To clarify the relationship between all three:

+------------------------------------------------+
| Harness Engineering                            |
|  Lifecycle, compaction, sub-agents,            |
|  hooks, state recovery, drift detection        |
|                                                |
|  +-------------------------------------------+ |
|  | Context Engineering                       | |
|  |  RAG, memory, tools, history,             | |
|  |  dynamic assembly per LLM call            | |
|  |                                           | |
|  |  +--------------------------------------+ | |
|  |  | Prompt Engineering                   | | |
|  |  |  Instructions, format, tone,         | | |
|  |  |  chain-of-thought, few-shot          | | |
|  |  +--------------------------------------+ | |
|  +-------------------------------------------+ |
+------------------------------------------------+

Prompt engineering is the kernel — solving "how to talk to the model." Context engineering is the middle layer — solving "what the model sees before responding." Harness engineering is the outer shell — solving "resource scheduling and state management across the agent's entire lifecycle."

Their decision frequencies differ too.

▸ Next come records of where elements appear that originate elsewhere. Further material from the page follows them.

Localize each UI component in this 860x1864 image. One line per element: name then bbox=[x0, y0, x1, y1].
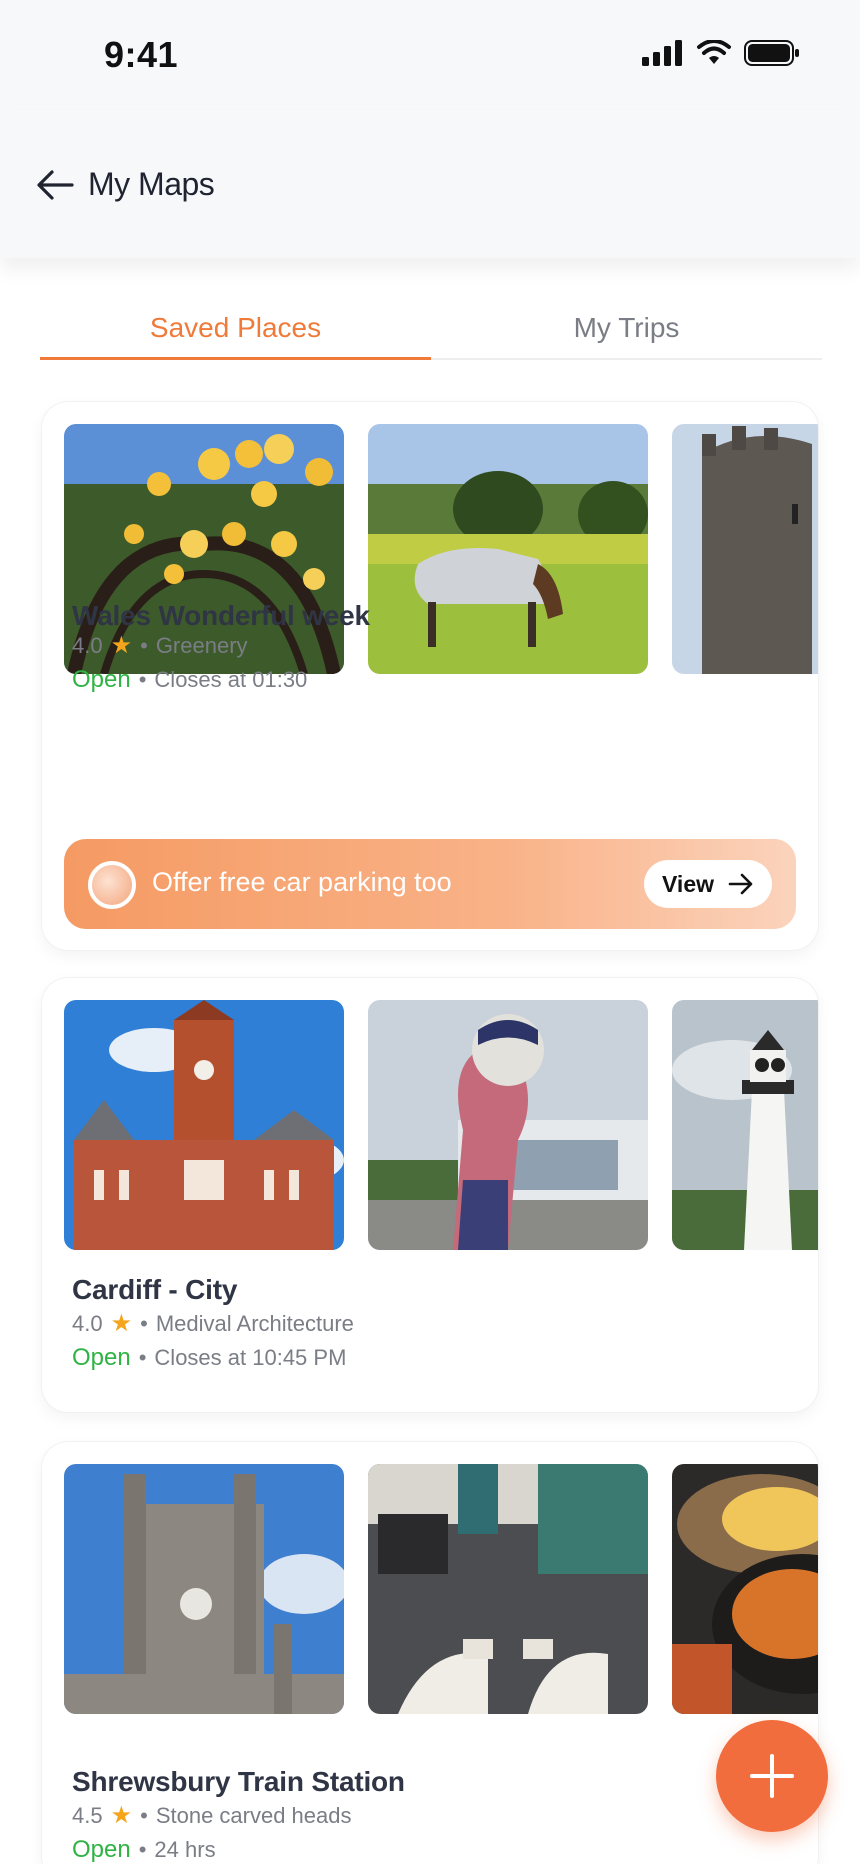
photo-horse-field[interactable] bbox=[368, 424, 648, 674]
separator-dot: • bbox=[138, 1345, 147, 1370]
photo-food-plate[interactable] bbox=[672, 1464, 818, 1714]
photo-castle-tower[interactable] bbox=[672, 424, 818, 674]
separator-dot: • bbox=[138, 667, 147, 692]
arrow-right-icon bbox=[728, 873, 753, 895]
star-icon: ★ bbox=[110, 1310, 133, 1337]
photo-carousel[interactable] bbox=[64, 1464, 818, 1714]
status-time: 9:41 bbox=[104, 34, 179, 75]
place-category: Stone carved heads bbox=[155, 1802, 352, 1828]
place-rating-row: 4.5 ★ • Stone carved heads bbox=[72, 1801, 352, 1830]
open-status: Open bbox=[72, 1836, 131, 1863]
star-icon: ★ bbox=[110, 1802, 133, 1829]
tab-my-trips[interactable]: My Trips bbox=[431, 296, 822, 358]
place-title[interactable]: Shrewsbury Train Station bbox=[72, 1766, 405, 1798]
view-button[interactable]: View bbox=[644, 860, 772, 908]
rating-value: 4.5 bbox=[72, 1802, 103, 1828]
status-bar: 9:41 bbox=[0, 0, 860, 110]
tab-saved-places[interactable]: Saved Places bbox=[40, 296, 431, 360]
photo-lighthouse[interactable] bbox=[672, 1000, 818, 1250]
page-title: My Maps bbox=[88, 166, 215, 202]
star-icon: ★ bbox=[110, 632, 133, 659]
photo-carousel[interactable] bbox=[64, 1000, 818, 1250]
signal-icon bbox=[642, 40, 682, 66]
place-card[interactable]: Shrewsbury Train Station 4.5 ★ • Stone c… bbox=[42, 1442, 818, 1864]
wifi-icon bbox=[697, 40, 731, 64]
separator-dot: • bbox=[140, 1310, 148, 1336]
offer-text: Offer free car parking too bbox=[152, 867, 452, 897]
add-place-button[interactable] bbox=[716, 1720, 828, 1832]
place-category: Greenery bbox=[155, 632, 248, 658]
place-title[interactable]: Wales Wonderful week bbox=[72, 600, 370, 632]
app-header: My Maps bbox=[0, 110, 860, 258]
place-hours: Closes at 01:30 bbox=[154, 667, 308, 692]
offer-indicator-icon bbox=[88, 861, 136, 909]
tab-bar: Saved Places My Trips bbox=[40, 296, 822, 360]
place-hours: 24 hrs bbox=[154, 1837, 216, 1862]
offer-banner[interactable]: Offer free car parking too View bbox=[64, 839, 796, 929]
rating-value: 4.0 bbox=[72, 1310, 103, 1336]
plus-icon bbox=[750, 1754, 794, 1798]
status-icons bbox=[642, 40, 800, 66]
place-hours-row: Open • 24 hrs bbox=[72, 1836, 216, 1864]
open-status: Open bbox=[72, 1344, 131, 1371]
place-title[interactable]: Cardiff - City bbox=[72, 1274, 237, 1306]
back-button[interactable] bbox=[34, 164, 76, 206]
photo-red-brick-building[interactable] bbox=[64, 1000, 344, 1250]
separator-dot: • bbox=[140, 632, 148, 658]
photo-gothic-tower[interactable] bbox=[64, 1464, 344, 1714]
battery-icon bbox=[744, 40, 799, 66]
place-hours: Closes at 10:45 PM bbox=[154, 1345, 347, 1370]
arrow-left-icon bbox=[37, 170, 74, 200]
view-button-label: View bbox=[662, 870, 714, 897]
separator-dot: • bbox=[138, 1837, 147, 1862]
separator-dot: • bbox=[140, 1802, 148, 1828]
place-category: Medival Architecture bbox=[155, 1310, 354, 1336]
place-rating-row: 4.0 ★ • Medival Architecture bbox=[72, 1309, 354, 1338]
open-status: Open bbox=[72, 666, 131, 693]
place-hours-row: Open • Closes at 01:30 bbox=[72, 666, 307, 694]
place-card[interactable]: Wales Wonderful week 4.0 ★ • Greenery Op… bbox=[42, 402, 818, 950]
place-hours-row: Open • Closes at 10:45 PM bbox=[72, 1344, 346, 1372]
photo-office-floor[interactable] bbox=[368, 1464, 648, 1714]
place-rating-row: 4.0 ★ • Greenery bbox=[72, 631, 248, 660]
photo-hand-sculpture[interactable] bbox=[368, 1000, 648, 1250]
place-card[interactable]: Cardiff - City 4.0 ★ • Medival Architect… bbox=[42, 978, 818, 1412]
rating-value: 4.0 bbox=[72, 632, 103, 658]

Prompt engineering decisions happen at system design time — write once, rarely change. Context engineering decisions happen before every LLM call — potentially different each time. Harness engineering decisions span the entire session lifecycle — behavior at step 1 and step 100 may be completely different.

What Happens When You Mix Them Up

Confusing the layers leads to solving problems at the wrong level.

An agent repeatedly fails on a particular tool call. If you think it's a context problem, you'll check the tool definition format and whether there's enough relevant information in the context. But the real issue might be at the harness layer: no retry mechanism, no degradation strategy, the model stuck in a dead loop. The reverse is equally true — the model can't understand your instructions and keeps going off track, but tweaking the harness layer's compression strategy and sub-agent orchestration won't help. The problem is in the innermost layer: the prompt isn't clear enough.

Phil Schmid cited Rich Sutton's Bitter Lesson, arguing that the harness must stay lightweight because each new generation of models renders the previous generation's complex control flows redundant. He's right, but only about the harness layer. Prompt engineering techniques do depreciate with model upgrades — last year's chain-of-thought hints aren't needed this year. Context engineering is relatively stable, because "models need to see relevant information to make good decisions" doesn't go away with better models. Harness engineering's core value is also shifting — the larger the context window and the more durable the model, the less governance the harness needs to do. But as long as windows are finite and models drift, the harness has a reason to exist.

When an agent starts repeating itself in the back half of a long session, adding "don't repeat" to the prompt won't help — the problem is in the harness layer's compression strategy. Knowing which layer the problem lives in is the first step to knowing where to push.